An intense week is underway in London and Brussels.
On Monday, EU ambassadors will meet and discuss the text of the agreement.
On Tuesday or Wednesday, the member states will hopefully sign the agreement.
The lack of time means that the European Parliament does not have time to vote before the turn of the year, it will have to wait.
On Wednesday, the British Parliament will vote on the agreement.
Prime Minister Boris Johnson has called on the hardline Brexitists to approve it, and initial signals suggest he will obey him.
The largest opposition party, Labor, is also expected to vote yes.
The agreement allows the British at the turn of the year to leave the internal market and the customs union in an orderly manner.
According to those with real transparency in the process, the alternative would have been a disaster, worse than many understood.
And once the dust settles, relations between the EU and the UK will slip down the news agenda, likely to the delight of many.

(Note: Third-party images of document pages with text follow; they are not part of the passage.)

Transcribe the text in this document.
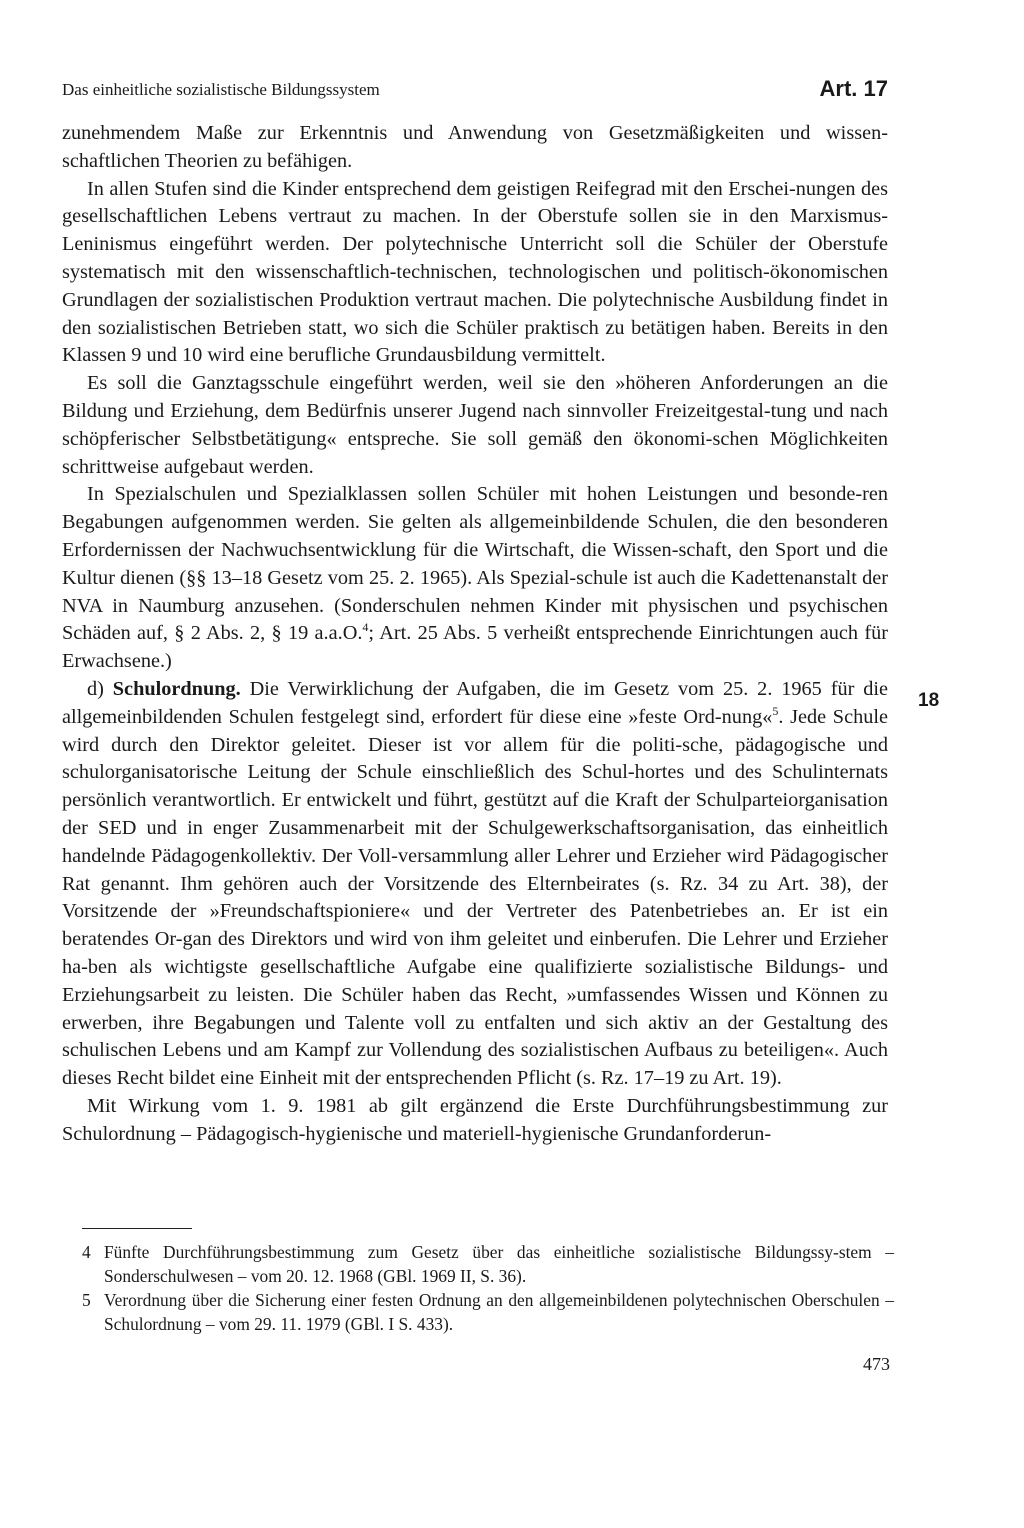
Das einheitliche sozialistische Bildungssystem	Art. 17

zunehmendem Maße zur Erkenntnis und Anwendung von Gesetzmäßigkeiten und wissen-schaftlichen Theorien zu befähigen.

In allen Stufen sind die Kinder entsprechend dem geistigen Reifegrad mit den Erschei-nungen des gesellschaftlichen Lebens vertraut zu machen. In der Oberstufe sollen sie in den Marxismus-Leninismus eingeführt werden. Der polytechnische Unterricht soll die Schüler der Oberstufe systematisch mit den wissenschaftlich-technischen, technologischen und politisch-ökonomischen Grundlagen der sozialistischen Produktion vertraut machen. Die polytechnische Ausbildung findet in den sozialistischen Betrieben statt, wo sich die Schüler praktisch zu betätigen haben. Bereits in den Klassen 9 und 10 wird eine berufliche Grundausbildung vermittelt.

Es soll die Ganztagsschule eingeführt werden, weil sie den »höheren Anforderungen an die Bildung und Erziehung, dem Bedürfnis unserer Jugend nach sinnvoller Freizeitgestal-tung und nach schöpferischer Selbstbetätigung« entspreche. Sie soll gemäß den ökonomi-schen Möglichkeiten schrittweise aufgebaut werden.

In Spezialschulen und Spezialklassen sollen Schüler mit hohen Leistungen und besonde-ren Begabungen aufgenommen werden. Sie gelten als allgemeinbildende Schulen, die den besonderen Erfordernissen der Nachwuchsentwicklung für die Wirtschaft, die Wissen-schaft, den Sport und die Kultur dienen (§§ 13–18 Gesetz vom 25. 2. 1965). Als Spezial-schule ist auch die Kadettenanstalt der NVA in Naumburg anzusehen. (Sonderschulen nehmen Kinder mit physischen und psychischen Schäden auf, § 2 Abs. 2, § 19 a.a.O.$^4$; Art. 25 Abs. 5 verheißt entsprechende Einrichtungen auch für Erwachsene.)

d) Schulordnung. Die Verwirklichung der Aufgaben, die im Gesetz vom 25. 2. 1965 für die allgemeinbildenden Schulen festgelegt sind, erfordert für diese eine »feste Ord-nung«$^5$. Jede Schule wird durch den Direktor geleitet. Dieser ist vor allem für die politi-sche, pädagogische und schulorganisatorische Leitung der Schule einschließlich des Schul-hortes und des Schulinternats persönlich verantwortlich. Er entwickelt und führt, gestützt auf die Kraft der Schulparteiorganisation der SED und in enger Zusammenarbeit mit der Schulgewerkschaftsorganisation, das einheitlich handelnde Pädagogenkollektiv. Der Voll-versammlung aller Lehrer und Erzieher wird Pädagogischer Rat genannt. Ihm gehören auch der Vorsitzende des Elternbeirates (s. Rz. 34 zu Art. 38), der Vorsitzende der »Freundschaftspioniere« und der Vertreter des Patenbetriebes an. Er ist ein beratendes Or-gan des Direktors und wird von ihm geleitet und einberufen. Die Lehrer und Erzieher ha-ben als wichtigste gesellschaftliche Aufgabe eine qualifizierte sozialistische Bildungs- und Erziehungsarbeit zu leisten. Die Schüler haben das Recht, »umfassendes Wissen und Können zu erwerben, ihre Begabungen und Talente voll zu entfalten und sich aktiv an der Gestaltung des schulischen Lebens und am Kampf zur Vollendung des sozialistischen Aufbaus zu beteiligen«. Auch dieses Recht bildet eine Einheit mit der entsprechenden Pflicht (s. Rz. 17–19 zu Art. 19).

Mit Wirkung vom 1. 9. 1981 ab gilt ergänzend die Erste Durchführungsbestimmung zur Schulordnung – Pädagogisch-hygienische und materiell-hygienische Grundanforderun-

18
4 Fünfte Durchführungsbestimmung zum Gesetz über das einheitliche sozialistische Bildungssy-stem – Sonderschulwesen – vom 20. 12. 1968 (GBl. 1969 II, S. 36).
5 Verordnung über die Sicherung einer festen Ordnung an den allgemeinbildenen polytechnischen Oberschulen – Schulordnung – vom 29. 11. 1979 (GBl. I S. 433).
473
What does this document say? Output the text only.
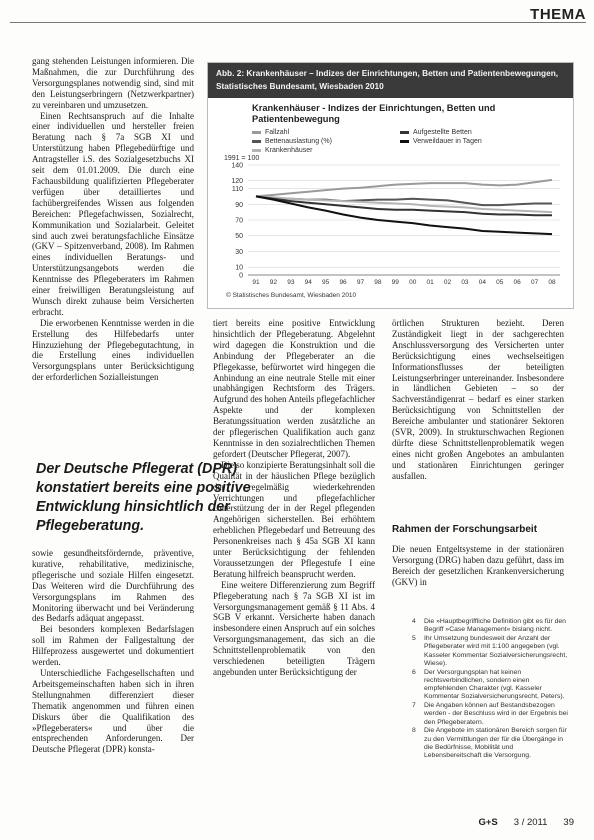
THEMA

gang stehenden Leistungen informieren. Die Maßnahmen, die zur Durchführung des Versorgungsplanes notwendig sind, sind mit den Leistungserbringern (Netzwerkpartner) zu vereinbaren und umzusetzen.

Einen Rechtsanspruch auf die Inhalte einer individuellen und hersteller freien Beratung nach § 7a SGB XI und Unterstützung haben Pflegebedürftige und Antragsteller i.S. des Sozialgesetzbuchs XI seit dem 01.01.2009. Die durch eine Fachausbildung qualifizierten Pflegeberater verfügen über detailliertes und fachübergreifendes Wissen aus folgenden Bereichen: Pflegefachwissen, Sozialrecht, Kommunikation und Sozialarbeit. Geleitet sind auch zwei beratungsfachliche Einsätze (GKV – Spitzenverband, 2008). Im Rahmen eines individuellen Beratungs- und Unterstützungsangebots werden die Kenntnisse des Pflegeberaters im Rahmen einer freiwilligen Beratungsleistung auf Wunsch direkt zuhause beim Versicherten erbracht.

Die erworbenen Kenntnisse werden in die Erstellung des Hilfebedarfs unter Hinzuziehung der Pflegebegutachtung, in die Erstellung eines individuellen Versorgungsplans unter Berücksichtigung der erforderlichen Sozialleistungen

Der Deutsche Pflegerat (DPR) konstatiert bereits eine positive Entwicklung hinsichtlich der Pflegeberatung.

sowie gesundheitsfördernde, präventive, kurative, rehabilitative, medizinische, pflegerische und soziale Hilfen eingesetzt. Das Weiteren wird die Durchführung des Versorgungsplans im Rahmen des Monitoring überwacht und bei Veränderung des Bedarfs adäquat angepasst.

Bei besonders komplexen Bedarfslagen soll im Rahmen der Fallgestaltung der Hilfeprozess ausgewertet und dokumentiert werden.

Unterschiedliche Fachgesellschaften und Arbeitsgemeinschaften haben sich in ihren Stellungnahmen differenziert dieser Thematik angenommen und führen einen Diskurs über die Qualifikation des »Pflegeberaters« und über die entsprechenden Anforderungen. Der Deutsche Pflegerat (DPR) konsta-

Abb. 2: Krankenhäuser – Indizes der Einrichtungen, Betten und Patientenbewegungen, Statistisches Bundesamt, Wiesbaden 2010
Krankenhäuser - Indizes der Einrichtungen, Betten und Patientenbewegung
Fallzahl
Bettenauslastung (%)
Krankenhäuser
Aufgestellte Betten
Verweildauer in Tagen
1991 = 100
0
10
30
50
70
90
110
120
140
91 92 93 94 95 96 97 98 99 00 01 02 03 04 05 06 07 08
© Statistisches Bundesamt, Wiesbaden 2010

tiert bereits eine positive Entwicklung hinsichtlich der Pflegeberatung. Abgelehnt wird dagegen die Konstruktion und die Anbindung der Pflegeberater an die Pflegekasse, befürwortet wird hingegen die Anbindung an eine neutrale Stelle mit einer unabhängigen Rechtsform des Trägers. Aufgrund des hohen Anteils pflegefachlicher Aspekte und der komplexen Beratungssituation werden zusätzliche an der pflegerischen Qualifikation auch ganz Kenntnisse in den sozialrechtlichen Themen gefordert (Deutscher Pflegerat, 2007).

Die so konzipierte Beratungsinhalt soll die Qualität in der häuslichen Pflege bezüglich der regelmäßig wiederkehrenden Verrichtungen und pflegefachlicher Unterstützung der in der Regel pflegenden Angehörigen sicherstellen. Bei erhöhtem erheblichen Pflegebedarf und Betreuung des Personenkreises nach § 45a SGB XI kann unter Berücksichtigung der fehlenden Voraussetzungen der Pflegestufe I eine Beratung hilfreich beansprucht werden.

Eine weitere Differenzierung zum Begriff Pflegeberatung nach § 7a SGB XI ist im Versorgungsmanagement gemäß § 11 Abs. 4 SGB V erkannt. Versicherte haben danach insbesondere einen Anspruch auf ein solches Versorgungsmanagement, das sich an die Schnittstellenproblematik von den verschiedenen beteiligten Trägern angebunden unter Berücksichtigung der

örtlichen Strukturen bezieht. Deren Zuständigkeit liegt in der sachgerechten Anschlussversorgung des Versicherten unter Berücksichtigung eines wechselseitigen Informationsflusses der beteiligten Leistungserbringer untereinander. Insbesondere in ländlichen Gebieten – so der Sachverständigenrat – bedarf es einer starken Berücksichtigung von Schnittstellen der Bereiche ambulanter und stationärer Sektoren (SVR, 2009). In strukturschwachen Regionen dürfte diese Schnittstellenproblematik wegen eines nicht großen Angebotes an ambulanten und stationären Einrichtungen geringer ausfallen.

Rahmen der Forschungsarbeit

Die neuen Entgeltsysteme in der stationären Versorgung (DRG) haben dazu geführt, dass im Bereich der gesetzlichen Krankenversicherung (GKV) in

4	Die »Hauptbegriffliche Definition gibt es für den Begriff »Case Management« bislang nicht.
5	Ihr Umsetzung bundesweit der Anzahl der Pflegeberater wird mit 1:100 angegeben (vgl. Kasseler Kommentar Sozialversicherungsrecht, Wiese).
6	Der Versorgungsplan hat keinen rechtsverbindlichen, sondern einen empfehlenden Charakter (vgl. Kasseler Kommentar Sozialversicherungsrecht, Peters).
7	Die Angaben können auf Bestandsbezogen werden - der Beschluss wird in der Ergebnis bei den Pflegeberatern.
8	Die Angebote im stationären Bereich sorgen für zu den Vermittlungen der für die Übergänge in die Bedürfnisse, Mobilität und Lebensbereitschaft die Versorgung.
G+S 3 / 2011 39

But it will not disappear.
New "mini-Brexit negotiations" will take place for years to come.
Annual negotiations await
Take fishing, for example.
Under the agreement, 25% of the EU's fishing rights in British waters will be transferred to the UK over a transitional period of five and a half years.
After that, annual negotiations on quotas await.
Also when it comes to fair competition, "level playing field" in diplomatic language, future battles await.
The British must decide how much consideration must be given to the EU regulations and risk punitive duties if there are too large deviations.
Ideal for quarrels, both internally among the British and with the important partner EU.
A new relationship between the EU and the UK will replace the old one.
No one knows exactly what it will be like when the laboriously negotiated agreement text is to be translated into reality.
But there are probably few who believe that it will be a friction - free work.